Instructions for Setting Up HuggingFace Account and Token

1. Create an Account on HuggingFace

Follow the instructions provided on the HuggingFace sign-up page.

2. Accept terms of use of HEST

  1. Go to HEST HuggingFace page

  2. Request access (access will be automatically granted)

  3. At this stage, you can already manually inspect the data by navigating in the Files and version

3. Create a Hugging Face Token

  1. Go to Settings: Navigate to your profile settings by clicking on your profile picture in the top right corner and selecting Settings from the dropdown menu.

  2. Access Tokens: In the settings menu, find and click on Access tokens.

  3. Create New Token:

    • Click on New token.

    • Set the token name (e.g., hest).

    • Set the access level to Write.

    • Click on Create.

  4. Copy Token: After the token is created, copy it to your clipboard.

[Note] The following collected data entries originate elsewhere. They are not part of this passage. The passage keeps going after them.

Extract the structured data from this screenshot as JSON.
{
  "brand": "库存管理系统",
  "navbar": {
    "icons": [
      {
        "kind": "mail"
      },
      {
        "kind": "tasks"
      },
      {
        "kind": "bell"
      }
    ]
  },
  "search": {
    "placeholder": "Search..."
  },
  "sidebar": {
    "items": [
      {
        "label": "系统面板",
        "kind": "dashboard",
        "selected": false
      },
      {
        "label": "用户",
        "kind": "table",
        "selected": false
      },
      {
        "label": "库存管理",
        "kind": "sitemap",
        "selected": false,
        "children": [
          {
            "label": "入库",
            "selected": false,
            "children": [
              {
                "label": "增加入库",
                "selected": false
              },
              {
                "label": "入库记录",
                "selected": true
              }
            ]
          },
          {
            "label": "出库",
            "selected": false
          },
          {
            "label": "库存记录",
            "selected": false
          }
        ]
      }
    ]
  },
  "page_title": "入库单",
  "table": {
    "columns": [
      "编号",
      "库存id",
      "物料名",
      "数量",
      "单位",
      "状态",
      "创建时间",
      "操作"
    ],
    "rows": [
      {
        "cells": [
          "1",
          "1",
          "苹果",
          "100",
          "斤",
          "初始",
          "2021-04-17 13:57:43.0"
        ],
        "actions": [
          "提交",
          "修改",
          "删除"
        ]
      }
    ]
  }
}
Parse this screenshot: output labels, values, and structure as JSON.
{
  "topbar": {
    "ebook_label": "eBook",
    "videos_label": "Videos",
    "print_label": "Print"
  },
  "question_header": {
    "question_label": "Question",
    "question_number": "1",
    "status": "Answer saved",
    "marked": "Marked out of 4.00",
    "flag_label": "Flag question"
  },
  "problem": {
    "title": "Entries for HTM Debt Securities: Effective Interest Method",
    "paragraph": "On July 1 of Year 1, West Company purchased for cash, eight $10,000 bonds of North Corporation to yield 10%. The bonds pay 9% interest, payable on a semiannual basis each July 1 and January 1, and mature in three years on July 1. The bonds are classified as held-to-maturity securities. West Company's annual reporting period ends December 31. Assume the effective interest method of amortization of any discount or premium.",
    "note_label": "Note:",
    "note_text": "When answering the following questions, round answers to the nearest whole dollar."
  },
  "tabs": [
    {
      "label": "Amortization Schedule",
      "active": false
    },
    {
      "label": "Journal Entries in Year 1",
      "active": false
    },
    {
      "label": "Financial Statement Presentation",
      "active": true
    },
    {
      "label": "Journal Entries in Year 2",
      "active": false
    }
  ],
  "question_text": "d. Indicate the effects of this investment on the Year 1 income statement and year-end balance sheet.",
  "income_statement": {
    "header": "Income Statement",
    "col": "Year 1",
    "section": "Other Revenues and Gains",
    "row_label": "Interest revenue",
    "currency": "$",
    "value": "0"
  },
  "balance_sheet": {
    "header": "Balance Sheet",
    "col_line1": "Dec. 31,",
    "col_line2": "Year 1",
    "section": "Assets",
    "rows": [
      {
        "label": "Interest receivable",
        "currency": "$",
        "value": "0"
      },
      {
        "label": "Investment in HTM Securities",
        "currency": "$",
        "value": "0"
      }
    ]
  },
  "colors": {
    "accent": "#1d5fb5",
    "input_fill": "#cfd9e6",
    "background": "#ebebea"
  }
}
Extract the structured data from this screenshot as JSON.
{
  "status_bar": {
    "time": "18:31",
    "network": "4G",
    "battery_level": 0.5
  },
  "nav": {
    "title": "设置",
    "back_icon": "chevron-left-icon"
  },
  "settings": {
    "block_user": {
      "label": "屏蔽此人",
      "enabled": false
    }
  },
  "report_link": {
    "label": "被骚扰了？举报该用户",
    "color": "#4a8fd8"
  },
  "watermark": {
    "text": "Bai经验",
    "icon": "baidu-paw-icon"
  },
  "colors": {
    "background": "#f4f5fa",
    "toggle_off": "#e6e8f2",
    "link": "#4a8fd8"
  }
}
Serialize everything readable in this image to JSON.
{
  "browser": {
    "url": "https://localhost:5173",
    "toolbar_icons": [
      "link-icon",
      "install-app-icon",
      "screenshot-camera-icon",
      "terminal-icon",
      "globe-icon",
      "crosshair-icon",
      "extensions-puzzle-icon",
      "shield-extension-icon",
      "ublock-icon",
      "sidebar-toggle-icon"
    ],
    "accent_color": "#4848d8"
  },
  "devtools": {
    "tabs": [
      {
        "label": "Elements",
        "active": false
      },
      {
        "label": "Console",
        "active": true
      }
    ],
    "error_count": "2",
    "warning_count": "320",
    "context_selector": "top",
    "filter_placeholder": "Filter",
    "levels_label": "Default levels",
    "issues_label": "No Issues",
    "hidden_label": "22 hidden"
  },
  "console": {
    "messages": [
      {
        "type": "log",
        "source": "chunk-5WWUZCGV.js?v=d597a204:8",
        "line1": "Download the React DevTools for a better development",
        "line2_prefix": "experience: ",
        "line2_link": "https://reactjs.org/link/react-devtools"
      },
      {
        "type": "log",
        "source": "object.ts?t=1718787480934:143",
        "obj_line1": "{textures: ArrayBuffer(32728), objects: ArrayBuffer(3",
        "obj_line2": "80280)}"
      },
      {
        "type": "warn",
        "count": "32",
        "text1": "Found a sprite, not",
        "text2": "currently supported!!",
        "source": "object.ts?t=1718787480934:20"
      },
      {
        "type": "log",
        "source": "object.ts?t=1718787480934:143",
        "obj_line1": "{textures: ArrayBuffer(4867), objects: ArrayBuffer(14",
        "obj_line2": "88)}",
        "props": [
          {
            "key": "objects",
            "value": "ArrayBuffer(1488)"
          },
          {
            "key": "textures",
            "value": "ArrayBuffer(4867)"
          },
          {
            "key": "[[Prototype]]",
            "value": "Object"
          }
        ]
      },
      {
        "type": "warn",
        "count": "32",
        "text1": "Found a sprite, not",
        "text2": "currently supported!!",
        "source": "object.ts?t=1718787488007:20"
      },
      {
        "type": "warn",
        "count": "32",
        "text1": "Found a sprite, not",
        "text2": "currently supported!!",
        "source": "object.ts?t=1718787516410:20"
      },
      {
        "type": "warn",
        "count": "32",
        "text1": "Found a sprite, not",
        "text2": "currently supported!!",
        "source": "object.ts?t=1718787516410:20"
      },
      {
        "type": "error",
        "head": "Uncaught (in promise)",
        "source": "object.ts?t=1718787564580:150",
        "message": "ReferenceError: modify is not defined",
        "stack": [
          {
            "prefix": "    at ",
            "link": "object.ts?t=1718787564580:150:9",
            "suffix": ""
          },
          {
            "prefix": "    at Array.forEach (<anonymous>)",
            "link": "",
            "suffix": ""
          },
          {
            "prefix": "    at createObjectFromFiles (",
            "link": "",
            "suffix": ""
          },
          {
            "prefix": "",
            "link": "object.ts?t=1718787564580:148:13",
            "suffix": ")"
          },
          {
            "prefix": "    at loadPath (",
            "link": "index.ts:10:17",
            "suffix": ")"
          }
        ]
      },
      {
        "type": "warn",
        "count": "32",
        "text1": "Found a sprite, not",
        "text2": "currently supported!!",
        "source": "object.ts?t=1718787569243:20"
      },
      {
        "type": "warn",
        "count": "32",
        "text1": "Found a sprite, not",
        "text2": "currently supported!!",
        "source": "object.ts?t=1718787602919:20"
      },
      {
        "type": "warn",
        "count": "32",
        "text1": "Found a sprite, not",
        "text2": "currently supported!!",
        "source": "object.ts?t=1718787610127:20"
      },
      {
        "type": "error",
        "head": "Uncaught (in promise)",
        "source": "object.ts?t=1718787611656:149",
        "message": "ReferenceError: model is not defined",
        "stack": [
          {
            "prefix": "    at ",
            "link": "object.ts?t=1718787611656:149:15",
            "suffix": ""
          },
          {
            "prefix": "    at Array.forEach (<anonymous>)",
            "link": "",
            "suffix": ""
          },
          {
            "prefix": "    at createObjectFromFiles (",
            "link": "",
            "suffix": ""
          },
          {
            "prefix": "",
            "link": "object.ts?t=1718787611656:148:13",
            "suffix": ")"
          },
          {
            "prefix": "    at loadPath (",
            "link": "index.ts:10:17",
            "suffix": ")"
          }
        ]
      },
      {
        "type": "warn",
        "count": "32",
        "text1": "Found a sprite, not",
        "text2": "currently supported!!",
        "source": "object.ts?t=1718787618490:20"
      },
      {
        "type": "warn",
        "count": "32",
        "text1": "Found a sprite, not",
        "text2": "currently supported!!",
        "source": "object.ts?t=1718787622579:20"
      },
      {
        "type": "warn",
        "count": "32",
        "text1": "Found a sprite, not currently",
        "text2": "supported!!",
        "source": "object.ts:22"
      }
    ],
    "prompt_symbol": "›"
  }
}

You will need this token for authentication.

4. Logging

Install the python library datasets and run cell below. If successful, you should see:

Your token has been saved to /home/usr/.cache/huggingface/token
Login successful
%%bash
pip install datasets
from huggingface_hub import login

login(token="YOUR HUGGING FACE TOKEN")

Download full HEST-1k (~1TB)

import os
import zipfile

from huggingface_hub import snapshot_download
from tqdm import tqdm

def download_hest(patterns, local_dir):
    repo_id = 'MahmoodLab/hest'
    snapshot_download(repo_id=repo_id, allow_patterns=patterns, repo_type="dataset", local_dir=local_dir)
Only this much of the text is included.